The reference launch script is:
repos/harbor-verl-train/scripts/fully_async_3nodes_qwen35_ohsdk_veomni.shIts default layout is 3 nodes — 2 trainer nodes + 1 rollout node — with SP=4 to fit the ≈131k window. A few knobs govern the async behaviour:
| Knob | Role |
|---|---|
staleness_threshold | How many param-versions stale a rollout may be before the trainer waits (0 = strict on-policy; 1 tolerates a throughput dip) |
train_bsz × n_resp_per_prompt | Effective batch = prompts × rollouts/prompt. Official 64×8; smoke 8×4 |
max_concurrent_samples | How many trials run in parallel — the main lever for hiding env-execution latency |
Smoke before the official run
Always validate a new scaffold/cluster with the smoke batch
(TRAIN_BSZ=8 N_RESP=4) before the official 64×8. The small batch is ~8×
faster per step but gives noisy gradients and degenerate all-same-reward groups —
it is for plumbing validation, not for reading learning quality.
veomni engine (MoE)
For MoE policies, set USE_NEW_VERL=1 so import verl resolves to the
verl-swe_agent_opd_dev checkout (on PYTHONPATH). Only that tree has the
veomni engine_workers router-replay wiring
(actor.veomni.router_replay.mode) and the async-rollouter routed_experts
concat fixes; the old installed verl's veomni engine is unvalidated for this
path. Dense models can stay on FSDP.
Setup write-up:
repos/harbor-verl-train/docs/training_env/veomni-engine-setup-and-run-20260610.md· routing coverage fix:…/r3-routing-coverage-rootcause-fix-20260610.md
OH-SDK scaffold
claude-code is the single-node default. For the multi-node path the validated
alternative is the OpenHands-SDK scaffold, which uses an image-mounted
runtime (the SDK pre-baked into the agent image) instead of an in-pod venv
install — the latter fails on no-egress task pods.
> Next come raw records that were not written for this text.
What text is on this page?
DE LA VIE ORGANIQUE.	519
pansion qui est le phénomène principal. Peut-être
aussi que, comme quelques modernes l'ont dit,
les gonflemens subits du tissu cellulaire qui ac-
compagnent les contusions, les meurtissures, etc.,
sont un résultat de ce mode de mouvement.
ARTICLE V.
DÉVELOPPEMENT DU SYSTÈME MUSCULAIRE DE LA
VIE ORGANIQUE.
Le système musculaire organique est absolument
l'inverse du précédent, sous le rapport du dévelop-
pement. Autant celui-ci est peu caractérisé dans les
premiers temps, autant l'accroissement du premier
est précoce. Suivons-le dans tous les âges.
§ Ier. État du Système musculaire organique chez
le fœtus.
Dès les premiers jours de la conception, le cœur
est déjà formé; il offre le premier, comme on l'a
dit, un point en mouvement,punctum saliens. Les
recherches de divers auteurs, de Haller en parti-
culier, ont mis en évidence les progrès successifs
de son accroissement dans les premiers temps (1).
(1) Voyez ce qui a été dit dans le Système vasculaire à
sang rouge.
Select it with
HARBOR_AGENT_NAME=null so harbor loads the mounted-runtime-aware
import_path class rather than the registry default.
Scaffold pitfall (name vs import_path):
repos/harbor-verl-train/docs/training_env/ohsdk-agent-name-vs-import-path-20260613.md
What to watch on a fully-async run
Beyond the single-node metrics, the async path adds a few signals worth a glance each step:
| Metric | Read |
|---|---|
fully_async/trainer/idle_ratio | Fraction of the step the trainer waits on rollouts — high = rollout-bound (raise concurrency or rollout capacity) |
rollout_corr/kl | Rollout-vs-training logprob fidelity — should be ≈3e-4; a spike means scaffold/routing corruption |
fully_async/partial/partial_ratio | Share of partial (staleness-bounded) rollouts |
trajectory_filter/invalid_ratio | Share of trajectories dropped before the update |
Advanced-path failure modes
The async/MoE path has its own silent killers — a reward drop traced to
trajectory filtering / sequence-distribution drift, routing-coverage loss under
multi-turn replay, and importance-sampling ESS collapse on very long
responses (set rollout_is=null and use token-level IS, not sequence-level).
Start from the v6 analysis:
repos/harbor-verl-train/docs/training_env/reward_drop_analysis_v6_20260612.md.